[AI] AIGC Distributed Training & Optimization Engineer (Pre-training)
ShopeeWhat you'll do
About Us
Sea Group is establishing a brand-new, strategic AI department. This department is dedicated to exploring the transformative potential of generative AI in revolutionizing human connection, self-expression and communication diversity, and social interaction. We are building the next generation of AI-native applications and a comprehensive Model-as-a-Service (MaaS) product support system. Based on massive multi-country data, we are building a leading multilingual AI ecosystem from the ground up. We look forward to more outstanding talents joining us to build leading Southeast Asian multilingual models and explore innovative AI-native applications.
The AIGC team at Sea AI Department is dedicated to pushing the boundaries of visual synthesis. We aim to achieve industry leadership in high-fidelity portrait and video generation.
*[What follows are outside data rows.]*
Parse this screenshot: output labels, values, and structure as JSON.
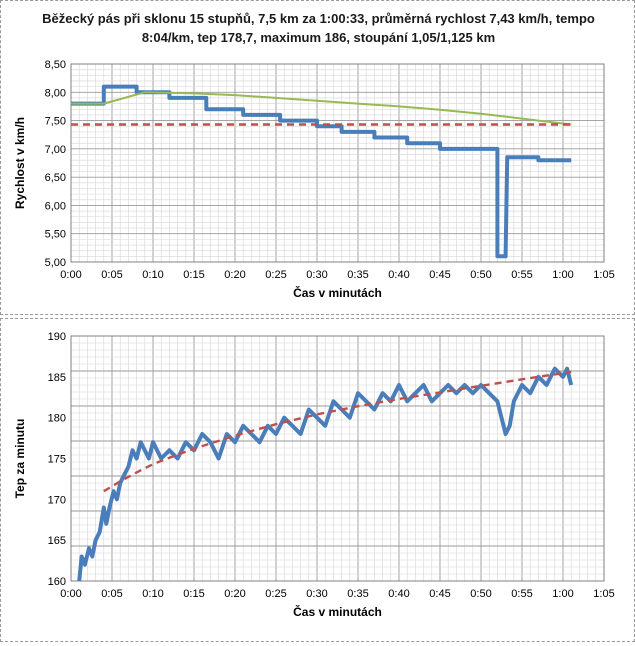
{
  "chart_data": [
    {
      "type": "line",
      "title": "Běžecký pás při sklonu 15 stupňů, 7,5 km za 1:00:33, průměrná rychlost 7,43 km/h, tempo 8:04/km, tep 178,7, maximum 186, stoupání 1,05/1,125 km",
      "xlabel": "Čas v minutách",
      "ylabel": "Rychlost v km/h",
      "xlim_minutes": [
        0,
        65
      ],
      "ylim": [
        5.0,
        8.5
      ],
      "x_ticks": [
        "0:00",
        "0:05",
        "0:10",
        "0:15",
        "0:20",
        "0:25",
        "0:30",
        "0:35",
        "0:40",
        "0:45",
        "0:50",
        "0:55",
        "1:00",
        "1:05"
      ],
      "y_ticks": [
        "5,00",
        "5,50",
        "6,00",
        "6,50",
        "7,00",
        "7,50",
        "8,00",
        "8,50"
      ],
      "grid": true,
      "series": [
        {
          "color": "#4a7ebb",
          "style": "solid-thick",
          "x": [
            0,
            4,
            4,
            8,
            8,
            12,
            12,
            16.5,
            16.5,
            21,
            21,
            25.5,
            25.5,
            30,
            30,
            33,
            33,
            37,
            37,
            41,
            41,
            45,
            45,
            49.5,
            49.5,
            52,
            52,
            53,
            53,
            53.2,
            53.2,
            57,
            57,
            61
          ],
          "y": [
            7.8,
            7.8,
            8.1,
            8.1,
            8.0,
            8.0,
            7.9,
            7.9,
            7.7,
            7.7,
            7.6,
            7.6,
            7.5,
            7.5,
            7.4,
            7.4,
            7.3,
            7.3,
            7.2,
            7.2,
            7.1,
            7.1,
            7.0,
            7.0,
            7.0,
            7.0,
            5.1,
            5.1,
            5.1,
            6.85,
            6.85,
            6.85,
            6.8,
            6.8
          ]
        },
        {
          "color": "#98b954",
          "style": "solid",
          "x": [
            0,
            4,
            9,
            15,
            20,
            25,
            30,
            35,
            40,
            45,
            50,
            53,
            57,
            61
          ],
          "y": [
            7.8,
            7.8,
            8.0,
            7.98,
            7.95,
            7.9,
            7.85,
            7.8,
            7.75,
            7.69,
            7.62,
            7.57,
            7.5,
            7.43
          ]
        },
        {
          "color": "#c0504d",
          "style": "dashed",
          "x": [
            0,
            61
          ],
          "y": [
            7.43,
            7.43
          ]
        }
      ]
    },
    {
      "type": "line",
      "title": "",
      "xlabel": "Čas v minutách",
      "ylabel": "Tep za minutu",
      "xlim_minutes": [
        0,
        65
      ],
      "ylim": [
        160,
        190
      ],
      "x_ticks": [
        "0:00",
        "0:05",
        "0:10",
        "0:15",
        "0:20",
        "0:25",
        "0:30",
        "0:35",
        "0:40",
        "0:45",
        "0:50",
        "0:55",
        "1:00",
        "1:05"
      ],
      "y_ticks": [
        "160",
        "165",
        "170",
        "175",
        "180",
        "185",
        "190"
      ],
      "grid": true,
      "series": [
        {
          "color": "#4a7ebb",
          "style": "solid-thick",
          "x": [
            1,
            1.3,
            1.7,
            2.2,
            2.6,
            3.0,
            3.5,
            4.0,
            4.3,
            4.7,
            5.2,
            5.6,
            6.0,
            6.5,
            7.0,
            7.5,
            8.0,
            8.5,
            9.0,
            9.5,
            10,
            10.5,
            11,
            12,
            13,
            14,
            15,
            16,
            17,
            18,
            19,
            20,
            21,
            22,
            23,
            24,
            25,
            26,
            27,
            28,
            29,
            30,
            31,
            32,
            33,
            34,
            35,
            36,
            37,
            38,
            39,
            40,
            41,
            42,
            43,
            44,
            45,
            46,
            47,
            48,
            49,
            50,
            51,
            52,
            52.5,
            53,
            53.5,
            54,
            55,
            56,
            57,
            58,
            59,
            60,
            60.5,
            61
          ],
          "y": [
            160,
            163,
            162,
            164,
            163,
            165,
            166,
            169,
            167,
            169,
            171,
            170,
            172,
            173,
            174,
            176,
            175,
            177,
            176,
            175,
            177,
            176,
            175,
            176,
            175,
            177,
            176,
            178,
            177,
            175,
            178,
            177,
            179,
            178,
            177,
            179,
            178,
            180,
            179,
            178,
            181,
            180,
            179,
            182,
            181,
            180,
            183,
            182,
            181,
            183,
            182,
            184,
            182,
            183,
            184,
            182,
            183,
            184,
            183,
            184,
            183,
            184,
            183,
            182,
            180,
            178,
            179,
            182,
            184,
            183,
            185,
            184,
            186,
            185,
            186,
            184
          ]
        },
        {
          "color": "#c0504d",
          "style": "dashed",
          "x": [
            4,
            6,
            8,
            10,
            12,
            15,
            20,
            25,
            30,
            35,
            40,
            45,
            50,
            55,
            61
          ],
          "y": [
            171,
            172.2,
            173.3,
            174.3,
            175.1,
            176.2,
            177.8,
            179.2,
            180.4,
            181.4,
            182.3,
            183.1,
            183.9,
            184.7,
            185.6
          ]
        }
      ]
    }
  ]
}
This team focuses on fundamental research and the scaling of generative models to empower next-generation social and E-commerce platforms.
About the Job
- Toolchain Development: Design and build distributed training toolchains to support ultra-large-scale AIGC model training.
- System Optimization: Optimize distributed training performance across computation, communication, and storage layers.
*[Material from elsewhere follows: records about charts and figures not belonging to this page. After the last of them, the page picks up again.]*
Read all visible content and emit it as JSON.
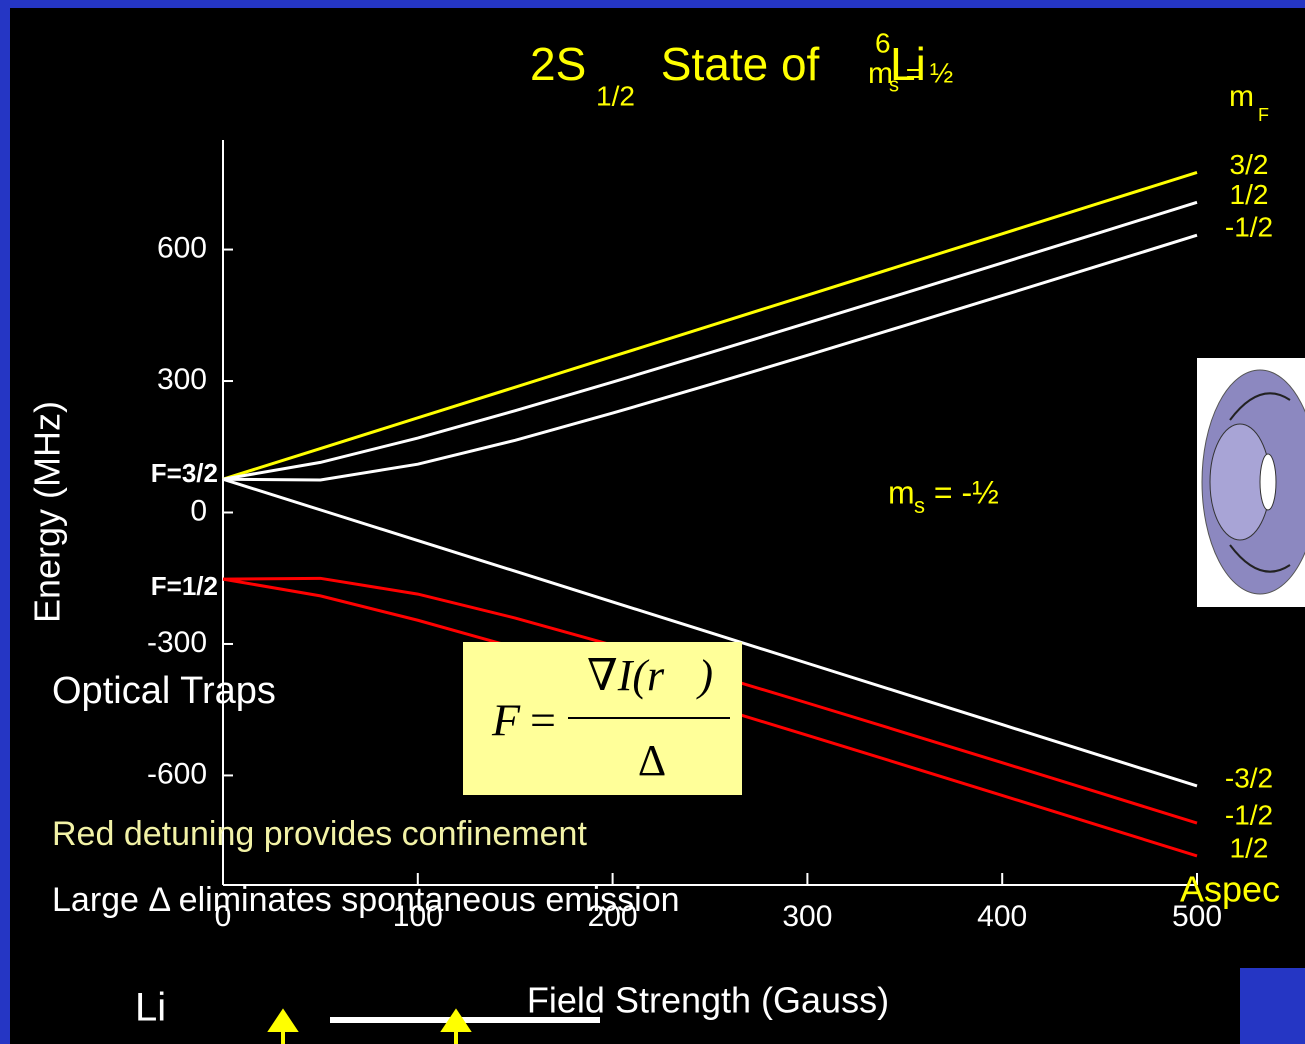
{
  "chart_data": {
    "type": "line",
    "title": {
      "main": "2S",
      "sub": "1/2",
      "rest": " State of ",
      "sup": "6",
      "element": "Li"
    },
    "x_label": "Field Strength (Gauss)",
    "y_label": "Energy (MHz)",
    "x": [
      0,
      50,
      100,
      150,
      200,
      250,
      300,
      350,
      400,
      450,
      500
    ],
    "xlim": [
      0,
      500
    ],
    "xticks": [
      0,
      100,
      200,
      300,
      400,
      500
    ],
    "ylim": [
      -850,
      850
    ],
    "yticks": [
      -600,
      -300,
      0,
      300,
      600
    ],
    "legend_title": {
      "main": "m",
      "sub": "F"
    },
    "series": [
      {
        "name": "3/2",
        "color": "#ffff00",
        "values": [
          76,
          146,
          216,
          286,
          356,
          426,
          496,
          566,
          636,
          706,
          776
        ]
      },
      {
        "name": "1/2",
        "color": "#ffffff",
        "values": [
          76,
          114.3,
          169.9,
          232.3,
          297.6,
          364.6,
          432.5,
          500.8,
          569.6,
          638.6,
          707.7
        ]
      },
      {
        "name": "-1/2",
        "color": "#ffffff",
        "values": [
          76,
          74.2,
          110.2,
          164.8,
          226.8,
          291.9,
          358.7,
          426.6,
          494.9,
          563.7,
          632.7
        ]
      },
      {
        "name": "-3/2",
        "color": "#ffffff",
        "values": [
          76,
          6,
          -64,
          -134,
          -204,
          -274,
          -344,
          -414,
          -484,
          -554,
          -624
        ]
      },
      {
        "name": "-1/2",
        "color": "#ff0000",
        "values": [
          -152,
          -150.2,
          -186.2,
          -240.8,
          -302.8,
          -367.9,
          -434.7,
          -502.6,
          -570.9,
          -639.7,
          -708.7
        ]
      },
      {
        "name": "1/2",
        "color": "#ff0000",
        "values": [
          -152,
          -190.3,
          -245.9,
          -308.3,
          -373.6,
          -440.6,
          -508.5,
          -576.8,
          -645.6,
          -714.6,
          -783.7
        ]
      }
    ],
    "annotations": {
      "f_upper": "F=3/2",
      "f_lower": "F=1/2",
      "ms_up": {
        "main": "m",
        "sub": "s",
        "rest": " = ½"
      },
      "ms_down": {
        "main": "m",
        "sub": "s",
        "rest": " = -½"
      }
    }
  },
  "slide": {
    "heading": "Optical Traps",
    "bullet_red": "Red detuning provides confinement",
    "bullet_large": "Large Δ eliminates spontaneous emission",
    "element": "Li",
    "credit": "Aspec",
    "formula": {
      "lhs": "F",
      "eq": "=",
      "numerator": "∇I(r⃗)",
      "denominator": "Δ"
    }
  }
}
- Stability & Scalability: Analyze and resolve technical bottlenecks in the training process, specifically focusing on improving training stability and efficiency.
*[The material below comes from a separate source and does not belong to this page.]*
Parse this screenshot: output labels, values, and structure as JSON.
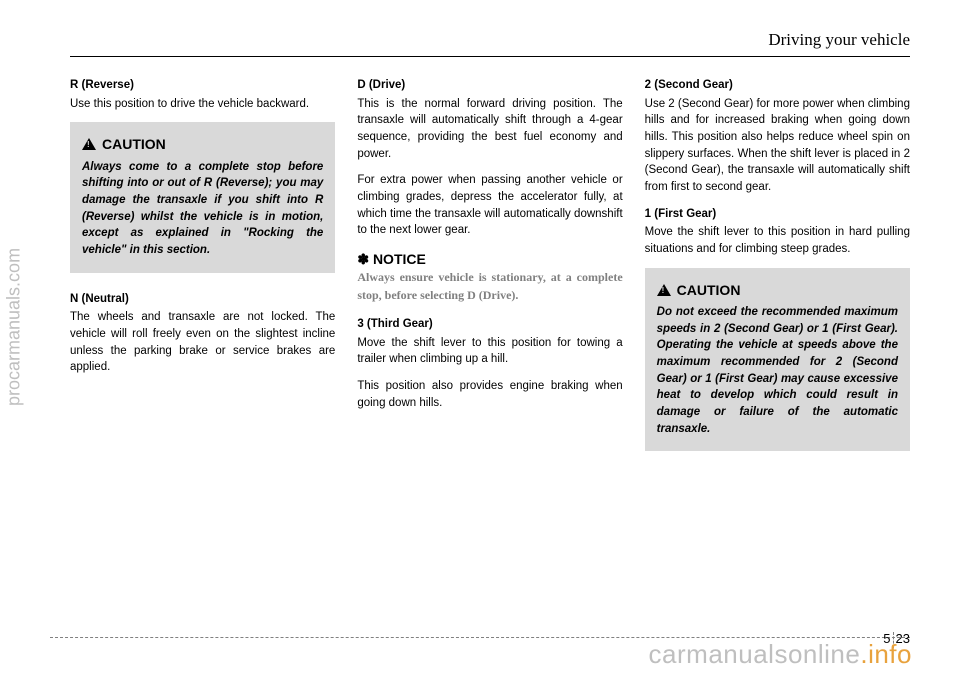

- Frontier Research: Track and explore cutting-edge distributed training technologies, leading project planning and production-grade implementation.
Requirements
- Master’s degree or above in Computer Science or related fields; Bachelor can be considered with a strong industrial experience.
- Minimum 2 years of relevant experience.
- Distributed Expertise: Deep understanding of distributed training principles (Data/Pipeline/Tensor/Expert Parallelism) with proven hands-on experience.
- Framework Proficiency: Expert in deep learning frameworks such as PyTorch, DeepSpeed, and Megatron-LM.
- Low-level Knowledge: Familiar with GPU hardware architecture and CUDA programming; experience in CUDA kernel development/debugging and familiarity with NCCL and cuDNN.
- AIGC Background: Understanding of AIGC pre-training methodologies, Transformer architectures, and Diffusion models (e.g., Stable Diffusion, Flux).
- Core Competency: Strong problem-solving skills, innovative thinking, and excellent team collaboration/communication skills.